Мысль о том, что концентрация зла каким-то образом связана с физическими земными разломами, появилась у Сергея Лебедева раньше, чем «Белая дама». В предыдущем его сборнике есть рассказ «Й», и в нем он написал о том, как «скальные основания Германии и Франции отталкиваются друг от друга по линии Рейна, порождая тектоническую дрожь, каменную трескотню, шум и смятение горных пород. Отсюда и берутся геотермальные источники, горячие, соленые воды, что под давлением поднимаются вверх по трещинам и изливаются на поверхность: избытки, излишки с жаркой дьяволовой кухни глубин».

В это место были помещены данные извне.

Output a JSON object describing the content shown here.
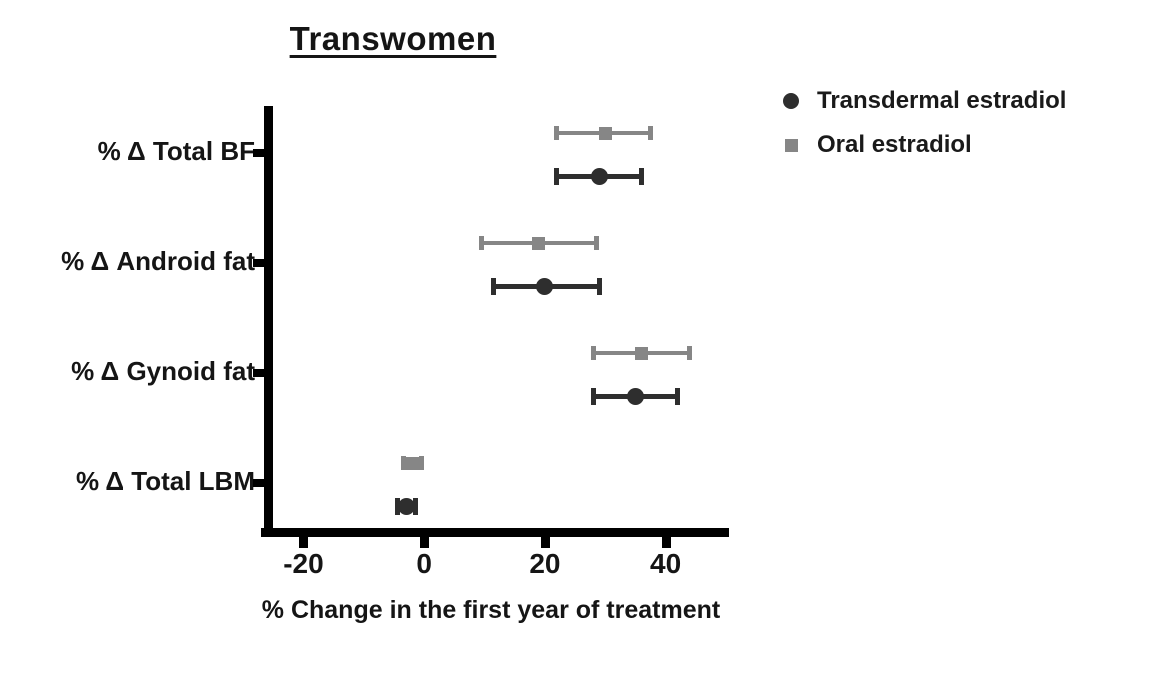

И далее в рассказе «Й» следовало наблюдение, которое явно относится и к новой книге о Белой даме, которая пыталась и не сумела отмыть черное зло, замурованное в шахтном стволе 3/4 на Донбассе: «Русские писатели, вампиры, чуткие как раз к разрывам реальности, к безднам под непрочным покровом бытия, чувствовали скрытую механику этого места — и тянулись к ней. Лукавая стихия воды претворяется в постоянную игру с судьбой, в перемигиванье карт и вращение рулетки, похожей на колесо водяной мельницы. А под землей, под фундаментами игорных домов, крутятся шестерни тектоники, вспыхивают и угасают импульсы, порожденные растяжением земной коры. И вода несет в себе наверх, в бассейны и купальни, эхо нижнего мира, жаркие голоса преисподней, стуки подземных молотов... Ими и питается русский язык».
В книге «Белая дама» звуки нижнего мира обрели новое воплощение. Они предстали в виде упрятанного в шахте преступления, точнее, множества спрессованных преступлений. Они и вытолкнули из своих недр ракету, ударившую по пассажирскому «боингу» и по жизням миллионов людей.